I am so blessed to be at this stage of life. Being Celiac means I adhere to a strict, nutritious diet, and I am quite healthy now. My grandson is now taking his first steps walking, and I am able to be there to see him do it. The world is a good place to be. Best wishes. Welda
Posted 02 March 2004 - 07:22 AM
Posted 02 March 2004 - 10:02 AM
Posted 03 March 2004 - 10:20 AM
I also have had depression off and on since my teens, and just felt crappy a lot. I also had problems with irritability. As a child I had a lot of nosebleeds, and some Celiacs are starting to wonder if it is related to celiac disease, as half of Celiacs polled on the Delphi forum voted that they had frequent nosebleeds as a child and teen. I think my birth mother may be a Celiac too, because she always gets stomach aches. (I am adopted.) I haven't called to tell her though.
I read that celiac disease usually activates in children when they are 2 yrs old, or as adults in the 30's and 40's, or it is maybe brought on by stress, surgery, or illness.
Posted 03 March 2004 - 10:49 PM
I hope this finds you feeling better. I agree with you about voting. I sent my ballot off by absentee vote about 10 days ago. Yes, Dakota is taking a few steps now. All the testing has been done by Enterolab, and my sister learned this week that she does have Celiac. Thanks for the reply, and I will picture you in good health! Welda
Posted 07 March 2004 - 06:10 AM
I was diagnosed only 3 years ago aged 57 but I had been ill for over 30 years.
It was thought recently (after research in Bristol UK on 7 year old children) that, because about 1 in 100 of their sample had blood tests which indicate celiac disease- the same as for adults, the condition may start in childhood but often is not diagnosed until we are adults.
My symptoms were anaemia, mouth ulcers, tiredness, thyroid problems.
I also found out I had osteopenia (low bone density) through a DEXA scan.

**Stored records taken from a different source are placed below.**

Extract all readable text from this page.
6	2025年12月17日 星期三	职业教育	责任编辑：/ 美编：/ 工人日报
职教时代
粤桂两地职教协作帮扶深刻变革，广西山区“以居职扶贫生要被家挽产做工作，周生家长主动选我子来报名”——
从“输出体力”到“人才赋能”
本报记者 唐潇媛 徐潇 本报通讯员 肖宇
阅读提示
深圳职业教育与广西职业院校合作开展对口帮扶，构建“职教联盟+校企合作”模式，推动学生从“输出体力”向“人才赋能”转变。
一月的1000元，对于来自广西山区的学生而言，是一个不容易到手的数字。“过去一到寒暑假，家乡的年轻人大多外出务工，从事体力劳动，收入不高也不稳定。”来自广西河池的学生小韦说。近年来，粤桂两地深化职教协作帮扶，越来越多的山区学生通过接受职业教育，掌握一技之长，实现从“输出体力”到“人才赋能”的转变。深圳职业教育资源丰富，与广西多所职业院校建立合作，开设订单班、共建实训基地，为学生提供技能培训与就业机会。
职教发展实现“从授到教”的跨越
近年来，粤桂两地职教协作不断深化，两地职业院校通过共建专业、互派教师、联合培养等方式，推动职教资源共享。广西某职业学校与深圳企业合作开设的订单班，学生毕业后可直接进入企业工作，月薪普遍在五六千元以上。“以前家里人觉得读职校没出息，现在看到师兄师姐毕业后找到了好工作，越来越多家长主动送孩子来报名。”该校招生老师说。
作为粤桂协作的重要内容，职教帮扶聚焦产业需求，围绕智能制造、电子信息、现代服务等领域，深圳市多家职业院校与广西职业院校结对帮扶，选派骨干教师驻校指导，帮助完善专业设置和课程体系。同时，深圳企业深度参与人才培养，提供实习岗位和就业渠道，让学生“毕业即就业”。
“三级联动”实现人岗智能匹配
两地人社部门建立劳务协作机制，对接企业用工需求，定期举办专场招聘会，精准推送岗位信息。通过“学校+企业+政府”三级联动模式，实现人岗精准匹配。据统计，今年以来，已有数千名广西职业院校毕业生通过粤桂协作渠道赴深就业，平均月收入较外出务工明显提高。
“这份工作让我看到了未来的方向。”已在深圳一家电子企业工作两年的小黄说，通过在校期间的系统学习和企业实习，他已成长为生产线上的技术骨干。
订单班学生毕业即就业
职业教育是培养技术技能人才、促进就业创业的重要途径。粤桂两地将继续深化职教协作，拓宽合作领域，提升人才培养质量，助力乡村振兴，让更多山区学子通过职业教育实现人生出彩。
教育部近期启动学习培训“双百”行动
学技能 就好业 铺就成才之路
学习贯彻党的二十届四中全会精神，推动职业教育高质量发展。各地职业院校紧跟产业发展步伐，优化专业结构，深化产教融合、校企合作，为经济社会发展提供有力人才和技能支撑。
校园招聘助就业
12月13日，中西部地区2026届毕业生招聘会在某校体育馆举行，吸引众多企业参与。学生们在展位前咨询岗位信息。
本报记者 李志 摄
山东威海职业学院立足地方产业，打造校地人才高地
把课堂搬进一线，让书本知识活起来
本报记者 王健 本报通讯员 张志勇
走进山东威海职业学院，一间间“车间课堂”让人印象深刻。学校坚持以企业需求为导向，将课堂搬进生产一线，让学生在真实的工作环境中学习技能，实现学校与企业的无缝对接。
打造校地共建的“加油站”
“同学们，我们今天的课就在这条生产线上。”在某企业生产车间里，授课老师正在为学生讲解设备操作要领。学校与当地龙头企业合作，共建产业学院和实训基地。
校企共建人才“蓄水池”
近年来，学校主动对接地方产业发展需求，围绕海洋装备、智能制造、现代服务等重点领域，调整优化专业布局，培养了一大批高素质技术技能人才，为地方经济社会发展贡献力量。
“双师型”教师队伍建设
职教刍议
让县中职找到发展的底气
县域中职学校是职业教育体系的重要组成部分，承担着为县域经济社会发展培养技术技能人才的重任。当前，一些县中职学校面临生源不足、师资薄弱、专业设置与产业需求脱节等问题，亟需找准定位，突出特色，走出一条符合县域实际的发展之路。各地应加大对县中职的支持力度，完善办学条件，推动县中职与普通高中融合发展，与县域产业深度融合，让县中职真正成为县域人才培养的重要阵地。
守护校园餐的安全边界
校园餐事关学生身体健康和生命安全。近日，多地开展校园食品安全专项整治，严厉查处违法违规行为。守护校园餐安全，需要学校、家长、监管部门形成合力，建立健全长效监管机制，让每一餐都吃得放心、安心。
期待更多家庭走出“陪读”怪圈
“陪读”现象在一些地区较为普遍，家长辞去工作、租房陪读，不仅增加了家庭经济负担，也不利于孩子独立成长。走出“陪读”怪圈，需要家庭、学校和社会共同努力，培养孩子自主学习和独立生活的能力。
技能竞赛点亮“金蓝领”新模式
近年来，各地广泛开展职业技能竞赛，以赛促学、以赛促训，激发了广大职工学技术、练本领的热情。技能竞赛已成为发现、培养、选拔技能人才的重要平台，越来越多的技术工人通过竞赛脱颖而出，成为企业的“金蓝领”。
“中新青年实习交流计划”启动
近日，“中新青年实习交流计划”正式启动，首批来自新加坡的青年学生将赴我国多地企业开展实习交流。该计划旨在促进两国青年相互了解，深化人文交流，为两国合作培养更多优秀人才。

If you are recently diagnosed please see:
Posted 13 March 2004 - 02:38 AM
Looking back now to my early 20s there were plenty of signs of celiac disease especially when I drank beer-check that too much beer The symptoms(GI/constant colds/flus and fatigue) would come and go at first but eventually overwhelmed my system to the point where everything I ate would cause severe stomach pains and a constant need to have a BM.
I was too embarrassed to go see my Doc and tell him that I had trouble controlling my BM. So I waited till I was very sick, I thought I had a stomach virus(never heard of celiac disease). At first I was told I had Irritable Bowel then 2 weeks later when I dropped 12 lbs he tested for celiac disease and here I am.
Now 34 33 lbs lighter,1/2 in shorter, and a nice case of ostiopenia. Paying the price for not seeing my Doc sooner although my GI said they probably wouldn't pick up on it until it got as bad as it did.